Raúl

Ris, ras, ris, ras, ris, ras..... el ruido de la escoba sobre el enlosado irregular parecía no acabarse nunca, y se iba metiendo en su cabeza cada vez más, aumentando de volumen poco a poco hasta parecer un estruendo ensordecedor que conseguía silenciar todos los demás sonidos del mundo.

La calle era larga, larguísima, una recta burlona e impertinente que se extendía ese día creciendo en metros para echarle en cara que se hubiese pasado casi toda la noche sin dormir...
¡Sólo los pringados trabajan un sábado!, le había espetado ella, riendo maliciosamente, con la cerveza en la mano y todo un mundo de juerga nocturna en la cabeza. Yo no soy un pringado, nena, le había contestado él, y, para demostrarlo, le había seguido toda la noche de bar en bar, pagando todos sus caprichos y riendo todas sus ocurrencias, acercándose cada vez un poco más a su cara para hablar y oliendo cada vez más claro el perfume de su piel como pequeño anticipo del premio que iba estando tan seguro de lograr al final. Solo esto compensaba el terrible paso de las horas (cada vez una menos para dormir, antes de ir al curro), y solo esto venía a su cabeza cuando miraba furtivamente y de reojo su reloj al pedir al camarero una cerveza más para su incansable compañera.

Pero no hubo premio. La noche se hizo eterna, ella sólo se dedicó a hacerle promesas implícitas en cada movimiento, en cada mirada, y al final también en cada palabra, pero, cuando por fin accedió a que él la llevase en su coche al apartamento que compartía con una amiga en un barrio bastante apartado de la ciudad, se dejó vencer obedientemente por el cansancio y llegó a su portal tan plácidamente dormida, que él tuvo que subirla hasta su casa y dejarla acostada en el sofá del salón, mientras resoplaba, maldecía, y pensaba, "efectivamente, preciosa, tenías razón: no soy más que un maldito pringado".

Y ahora estaba allí, con toda la calle por delante, más sucia que nunca por los excesos de la noche anterior, con tan solo media hora de sueño, que al final ni siquiera pudo disfrutar, porque no consiguió llegar a su cama, sino que se quedó dormido sentado en la taza del water, hasta que se despertó perdiendo el equilibrio hacia un lado y golpeándose la cabeza con el frío mármol del lavabo, mientras se repetía a sí mismo machaconamente "pringado, pringado, pringado... eres un maldito pringado".

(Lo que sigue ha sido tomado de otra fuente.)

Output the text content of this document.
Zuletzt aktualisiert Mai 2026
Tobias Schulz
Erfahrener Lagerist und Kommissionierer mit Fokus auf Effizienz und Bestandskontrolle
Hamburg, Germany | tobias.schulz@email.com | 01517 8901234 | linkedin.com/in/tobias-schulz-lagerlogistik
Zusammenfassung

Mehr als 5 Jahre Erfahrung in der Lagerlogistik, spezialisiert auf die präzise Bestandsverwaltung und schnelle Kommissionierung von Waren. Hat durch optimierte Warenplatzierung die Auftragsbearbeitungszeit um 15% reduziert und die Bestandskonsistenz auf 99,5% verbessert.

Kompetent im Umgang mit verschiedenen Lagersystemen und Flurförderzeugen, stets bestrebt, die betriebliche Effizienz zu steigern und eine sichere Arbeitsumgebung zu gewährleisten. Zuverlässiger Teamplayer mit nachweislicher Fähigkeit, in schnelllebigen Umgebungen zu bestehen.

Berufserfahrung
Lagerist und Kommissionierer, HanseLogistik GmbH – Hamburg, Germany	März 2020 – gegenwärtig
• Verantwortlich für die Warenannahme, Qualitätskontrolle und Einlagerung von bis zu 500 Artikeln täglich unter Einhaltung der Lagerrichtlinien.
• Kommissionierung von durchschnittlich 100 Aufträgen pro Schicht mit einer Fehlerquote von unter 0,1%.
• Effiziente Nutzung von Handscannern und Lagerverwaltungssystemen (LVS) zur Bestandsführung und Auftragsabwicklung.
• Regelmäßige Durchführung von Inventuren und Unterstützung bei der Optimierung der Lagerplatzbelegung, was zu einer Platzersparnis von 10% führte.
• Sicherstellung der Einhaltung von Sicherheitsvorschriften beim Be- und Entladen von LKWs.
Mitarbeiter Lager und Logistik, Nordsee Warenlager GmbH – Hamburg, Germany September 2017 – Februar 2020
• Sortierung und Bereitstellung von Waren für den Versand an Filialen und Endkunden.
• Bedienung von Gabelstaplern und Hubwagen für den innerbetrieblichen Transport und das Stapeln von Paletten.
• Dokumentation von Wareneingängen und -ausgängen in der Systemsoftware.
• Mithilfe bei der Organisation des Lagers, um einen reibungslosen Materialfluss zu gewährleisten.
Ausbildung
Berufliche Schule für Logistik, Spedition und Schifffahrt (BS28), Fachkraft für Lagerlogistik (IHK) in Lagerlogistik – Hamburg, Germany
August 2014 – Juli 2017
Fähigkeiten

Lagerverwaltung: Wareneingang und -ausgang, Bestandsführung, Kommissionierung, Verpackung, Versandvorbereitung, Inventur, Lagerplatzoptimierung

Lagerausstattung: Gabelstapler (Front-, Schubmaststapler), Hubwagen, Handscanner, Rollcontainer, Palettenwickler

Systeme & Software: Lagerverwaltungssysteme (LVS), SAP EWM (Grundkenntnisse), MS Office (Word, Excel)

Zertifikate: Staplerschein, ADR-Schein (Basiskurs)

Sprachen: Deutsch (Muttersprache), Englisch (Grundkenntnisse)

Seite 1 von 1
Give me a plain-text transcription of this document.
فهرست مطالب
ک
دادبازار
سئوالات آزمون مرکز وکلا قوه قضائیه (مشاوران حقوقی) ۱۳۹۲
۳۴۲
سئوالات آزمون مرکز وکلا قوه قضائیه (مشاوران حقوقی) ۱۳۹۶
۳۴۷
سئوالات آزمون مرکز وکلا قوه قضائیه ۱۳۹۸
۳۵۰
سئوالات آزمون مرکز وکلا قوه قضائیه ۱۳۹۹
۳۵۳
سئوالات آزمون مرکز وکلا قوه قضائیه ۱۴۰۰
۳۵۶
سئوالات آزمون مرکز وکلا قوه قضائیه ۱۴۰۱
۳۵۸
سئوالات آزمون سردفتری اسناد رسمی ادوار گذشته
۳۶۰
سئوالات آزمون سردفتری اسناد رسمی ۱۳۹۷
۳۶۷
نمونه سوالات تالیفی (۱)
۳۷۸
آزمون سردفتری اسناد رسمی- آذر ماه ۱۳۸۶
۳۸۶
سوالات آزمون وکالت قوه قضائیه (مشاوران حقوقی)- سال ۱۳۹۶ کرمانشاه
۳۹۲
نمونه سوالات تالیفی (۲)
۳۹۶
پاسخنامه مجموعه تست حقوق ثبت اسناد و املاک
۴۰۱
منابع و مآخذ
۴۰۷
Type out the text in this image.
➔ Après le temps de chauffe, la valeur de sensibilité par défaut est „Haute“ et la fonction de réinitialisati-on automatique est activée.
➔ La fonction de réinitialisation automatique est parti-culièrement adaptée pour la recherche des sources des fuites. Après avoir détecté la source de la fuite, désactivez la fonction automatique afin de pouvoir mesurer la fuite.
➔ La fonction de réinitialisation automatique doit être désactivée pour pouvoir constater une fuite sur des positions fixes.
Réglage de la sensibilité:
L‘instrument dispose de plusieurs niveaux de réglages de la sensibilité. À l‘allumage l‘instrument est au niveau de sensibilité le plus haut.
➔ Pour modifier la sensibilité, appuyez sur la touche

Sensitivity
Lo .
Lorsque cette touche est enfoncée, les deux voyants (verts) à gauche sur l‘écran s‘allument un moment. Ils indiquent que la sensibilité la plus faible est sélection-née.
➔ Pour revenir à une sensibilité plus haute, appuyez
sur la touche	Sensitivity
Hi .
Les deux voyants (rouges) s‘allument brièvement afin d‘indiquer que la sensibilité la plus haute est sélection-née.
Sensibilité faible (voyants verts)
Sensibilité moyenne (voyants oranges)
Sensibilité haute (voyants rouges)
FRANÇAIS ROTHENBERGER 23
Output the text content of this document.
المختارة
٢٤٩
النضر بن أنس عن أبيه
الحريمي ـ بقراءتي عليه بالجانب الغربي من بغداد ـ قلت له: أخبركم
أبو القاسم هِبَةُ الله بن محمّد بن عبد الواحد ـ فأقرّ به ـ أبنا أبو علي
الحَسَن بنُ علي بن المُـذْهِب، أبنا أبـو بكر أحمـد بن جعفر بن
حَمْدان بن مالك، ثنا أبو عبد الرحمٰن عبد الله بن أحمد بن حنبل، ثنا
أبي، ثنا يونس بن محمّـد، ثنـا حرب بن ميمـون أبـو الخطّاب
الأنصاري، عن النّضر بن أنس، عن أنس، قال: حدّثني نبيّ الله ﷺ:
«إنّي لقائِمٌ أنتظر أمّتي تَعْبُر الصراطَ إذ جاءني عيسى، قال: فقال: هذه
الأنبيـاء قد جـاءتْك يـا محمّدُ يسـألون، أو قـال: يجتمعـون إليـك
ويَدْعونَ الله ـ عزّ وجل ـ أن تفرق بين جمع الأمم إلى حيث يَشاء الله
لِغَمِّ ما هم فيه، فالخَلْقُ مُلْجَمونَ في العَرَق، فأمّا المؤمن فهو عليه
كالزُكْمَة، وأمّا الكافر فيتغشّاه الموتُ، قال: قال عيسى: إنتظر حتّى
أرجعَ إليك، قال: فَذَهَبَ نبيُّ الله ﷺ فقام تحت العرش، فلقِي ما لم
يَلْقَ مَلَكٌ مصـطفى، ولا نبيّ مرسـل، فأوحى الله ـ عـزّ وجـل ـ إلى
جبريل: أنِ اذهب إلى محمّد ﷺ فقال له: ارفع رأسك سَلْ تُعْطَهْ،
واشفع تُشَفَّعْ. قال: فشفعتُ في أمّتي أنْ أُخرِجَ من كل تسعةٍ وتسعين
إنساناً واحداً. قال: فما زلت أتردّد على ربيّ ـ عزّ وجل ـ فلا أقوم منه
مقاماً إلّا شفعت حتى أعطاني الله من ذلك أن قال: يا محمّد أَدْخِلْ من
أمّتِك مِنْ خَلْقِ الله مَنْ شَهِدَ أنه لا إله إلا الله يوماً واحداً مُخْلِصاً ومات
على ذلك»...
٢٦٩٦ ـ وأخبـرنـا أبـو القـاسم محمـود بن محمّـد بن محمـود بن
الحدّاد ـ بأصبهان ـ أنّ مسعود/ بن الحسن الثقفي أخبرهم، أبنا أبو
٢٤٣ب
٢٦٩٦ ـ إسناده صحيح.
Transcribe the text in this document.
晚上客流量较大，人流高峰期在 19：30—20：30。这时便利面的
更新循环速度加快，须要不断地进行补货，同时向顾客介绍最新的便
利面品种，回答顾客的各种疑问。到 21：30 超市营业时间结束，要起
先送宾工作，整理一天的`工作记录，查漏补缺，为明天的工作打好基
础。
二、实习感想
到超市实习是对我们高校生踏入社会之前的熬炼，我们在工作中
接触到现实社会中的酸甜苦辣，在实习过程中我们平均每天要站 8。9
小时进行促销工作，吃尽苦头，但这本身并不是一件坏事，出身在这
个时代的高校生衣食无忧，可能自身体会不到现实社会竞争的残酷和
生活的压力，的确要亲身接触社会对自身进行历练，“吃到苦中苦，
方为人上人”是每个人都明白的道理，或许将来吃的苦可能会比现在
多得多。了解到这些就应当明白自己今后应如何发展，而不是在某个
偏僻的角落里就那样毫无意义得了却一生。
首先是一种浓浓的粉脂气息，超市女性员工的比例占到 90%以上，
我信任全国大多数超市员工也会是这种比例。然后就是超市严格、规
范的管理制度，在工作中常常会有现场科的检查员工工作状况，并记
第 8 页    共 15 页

Ris, ras, ris, ras, ris, ras... Esta calle no se acaba nunca, tengo la cabeza a punto de estallar, me duelen todos y cada uno de los músculos de mi cuerpo, siento cómo las rodillas me tiemblan con cada paso que doy, y esta dichosa escoba hace hoy más ruido que nunca. La gente llena las calles de mierda, y yo estoy harto de tener que limpiarla, si fueran mínimamente civilizados no tendría yo que trabajar un sábado por la mañana, y podría descansar, como todo hijo de vecino, como esa hija de su madre que me hizo perder miserablemente mi sueño y la cartera, maldita sea....

... "no sois más que unos guarros"...

Y no fue del todo consciente de que esa frase, dicha con toda la rabia de su frustración y todo el malestar de su cuerpo, la había acabado pronunciando en voz alta, mientras miraba con los ojos sombríos a una pareja de jóvenes que pasaban, felices y sonrientes, empujando una sillita de bebé.